Çinli otomotiv firması BYD'nin Türkiye'de yapacağı yatırım, kauçuk sektöründe önemli bir hareketlilik yaratmayı hedefliyor. Türkiye kauçuk sektörü, döviz kuru baskısı ve maliyet artışları nedeniyle uluslararası pazarlarda rekabet gücünü kaybetmiş durumda. 2024'te ihraç birim fiyatında %5'e yakın bir kayıp yaşanması bekleniyor. Ancak BYD'nin Türkiye'deki yatırımı, sektördeki bu olumsuz durumu değiştirebilir.
Türkiye'de 2 binden fazla firmanın faaliyet gösterdiği kauçuk sektörü, ağırlıklı olarak ihracata yönelik çalışıyor. Savunma sanayi, otomotiv, inşaat makineleri, medikal, tarım ve hayvancılık gibi birçok alanda kullanılan kauçuk, özellikle elektrikli araç yatırımlarıyla büyüyen bir pazar haline geliyor. Dünya kauçuk pazarı 50 milyar doların üzerinde bir ticaret hacmine sahipken, Türkiye'de bu rakam 6,5-7 milyar dolar arasında değişiyor.
Kauçuk Derneği Başkanı Özcan Doğu Kaya, BYD'nin iç pazardan tedarik etmesi durumunda sektörün yapısının değişebileceğini belirtiyor.
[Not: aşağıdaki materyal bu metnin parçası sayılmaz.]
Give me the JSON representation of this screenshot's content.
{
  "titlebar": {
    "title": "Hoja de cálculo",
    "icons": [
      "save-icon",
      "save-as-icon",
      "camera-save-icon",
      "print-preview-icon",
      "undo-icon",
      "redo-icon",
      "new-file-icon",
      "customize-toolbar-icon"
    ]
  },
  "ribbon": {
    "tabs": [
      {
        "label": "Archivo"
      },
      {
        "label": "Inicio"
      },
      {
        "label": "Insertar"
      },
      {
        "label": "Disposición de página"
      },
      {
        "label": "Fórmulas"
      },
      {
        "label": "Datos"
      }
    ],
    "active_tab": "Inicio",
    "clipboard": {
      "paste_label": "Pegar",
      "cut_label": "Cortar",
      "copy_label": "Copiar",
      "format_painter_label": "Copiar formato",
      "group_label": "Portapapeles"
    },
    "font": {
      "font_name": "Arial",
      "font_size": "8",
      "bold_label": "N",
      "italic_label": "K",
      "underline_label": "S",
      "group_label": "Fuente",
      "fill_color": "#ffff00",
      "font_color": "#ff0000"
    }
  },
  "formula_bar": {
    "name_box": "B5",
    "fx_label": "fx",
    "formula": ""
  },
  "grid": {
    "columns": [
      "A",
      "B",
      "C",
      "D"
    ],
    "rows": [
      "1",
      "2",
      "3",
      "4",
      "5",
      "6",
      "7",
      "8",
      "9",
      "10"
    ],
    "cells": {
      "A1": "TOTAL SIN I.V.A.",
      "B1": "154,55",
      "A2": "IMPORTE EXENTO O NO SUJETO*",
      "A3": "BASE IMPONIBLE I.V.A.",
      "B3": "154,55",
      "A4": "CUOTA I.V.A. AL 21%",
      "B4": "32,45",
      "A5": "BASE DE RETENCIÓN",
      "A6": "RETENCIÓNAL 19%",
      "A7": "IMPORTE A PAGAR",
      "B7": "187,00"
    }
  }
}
Talep olması halinde sektör kapasitesinin bu durumu karşılayabileceğini ifade eden Kaya, “Burada önemli olan BYD’ye Türkiye’den metal aksamlar, plastik aksamlar, kauçuk aksamlar, otomotiv yedek parçaları gibi ne kadar ara mal tedarik edeceğimiz.” dedi.
2024'te sektör ihracatında bir daralma yaşandığını belirten Kaya, Türkiye'nin önemli bir üretici ve ihracatçı olduğunu vurguladı. Ancak, katma değer, AR-GE ve markalaşma konularında yeterli seviyede olunmadığı için yüksek katma değerli üretimlerin başka ülkelere bırakıldığını ifade etti. 2024'te bu durumun devam etmesi bekleniyor.
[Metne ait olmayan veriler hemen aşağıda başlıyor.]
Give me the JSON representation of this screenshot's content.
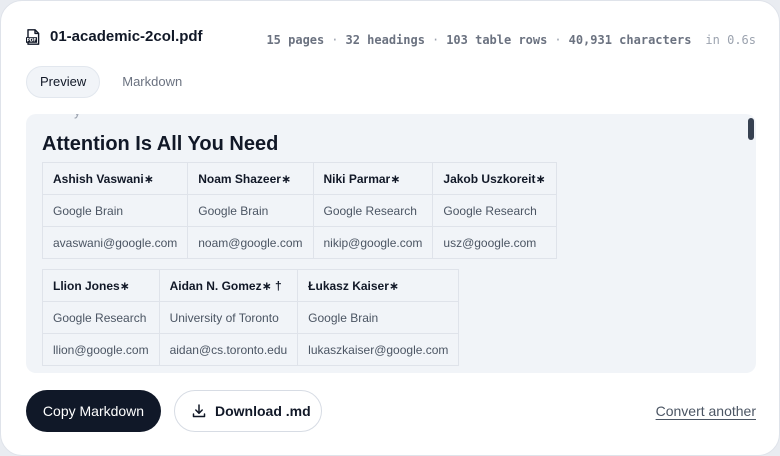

Türkiye'de kauçuk hammaddesi üretilmediği için sektör, hammaddede %98-99 ithalata bağımlı. 2024'te işçilik, hammadde ve finansman maliyetlerinin arttığını belirten Kaya, “Maliyetlerimiz artarken satış birim fiyatlarımızın düşmesi, karlılığımızın çok düştüğünü gösteriyor.” dedi. İthalat fiyatlarının artmasına rağmen, sektör olarak ihraç birim fiyatlarının istenen seviyede artırılamadığını kaydetti.
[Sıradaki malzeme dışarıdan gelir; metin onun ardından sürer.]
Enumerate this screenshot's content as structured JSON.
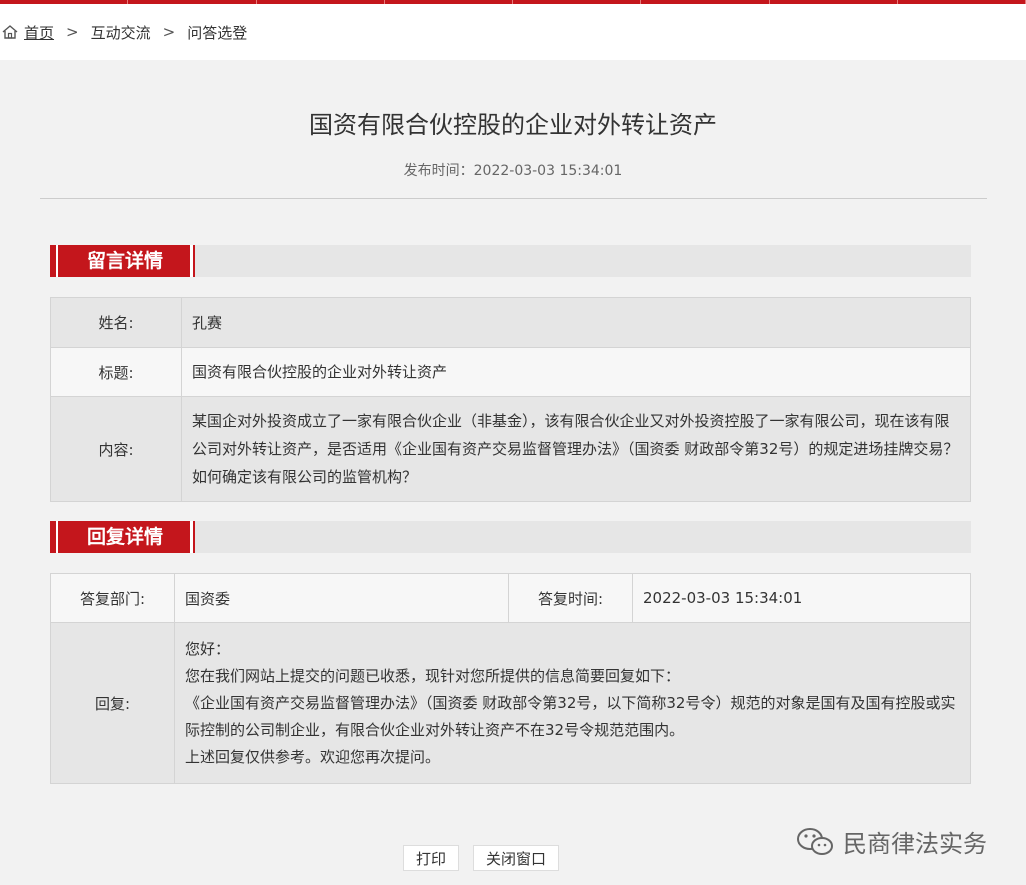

Kaya, kauçuk sektörünün araç lastikleri ve araç dışı olarak ikiye ayrıldığını belirtti. Lastik alanında küresel oyuncuların bulunması nedeniyle fiyatların daha sabit olduğunu ifade eden Kaya, lastik dışı alanda birim fiyatlarının yaklaşık 6 dolar olduğunu, aynı ürünün ithalatında ise 9.5 dolara çıktığını belirtti.
Türk kauçuk sektörünün ihracatının %65'inin Avrupa, özellikle de Almanya'ya yapıldığına dikkat çeken Kaya, Avrupa otomotiv sektöründe büyük bir durağanlık yaşandığını ifade etti. Bu yavaşlamanın 2025'te sektörü olumsuz etkileyeceği öngörülüyor. Kaya, “Dünyada otomotiv üretiminin Çin’e kayması bizim için büyük bir risk.” dedi.
2025'te sektörü nelerin beklediğine dair yorumlarını paylaşan Kaya, “Dünya nefesini tuttu Trump’a bakıyor. Trump kapılarını sadece Çin’e kapatmıyor. Avrupa ile ticari savaşı var ve bunu kazandığı net.” şeklinde değerlendirmelerde bulundu. Türk firmaların bu dönemde potansiyel yaratmaları gerektiğini vurguladı.
Jeopolitik ve politik engellerin yanı sıra mevzuatsal sıkıntılar nedeniyle zor bir dönem yaşandığını belirten Kaya, “Bu dönemde her şey çok hareketli, konsantrasyon zor. Sanayici işine odaklanamıyor.” dedi. Ancak, kriz dönemlerinin her zaman kötü olmadığını, verimsizlerin elenmesinin faydalı olabileceğini ifade etti.
Kaya, “Endişemiz, gerçekten verimsizler mi eleniyor, yoksa farklı sebeplerden dolayı elenen firmalar oluyor mu?” diyerek sektördeki belirsizliklere dikkat çekti. Bu süreçte Türk kauçuk sektörünün geleceği, BYD'nin yatırımı ve Avrupa pazarındaki gelişmelere bağlı olarak şekillenecek.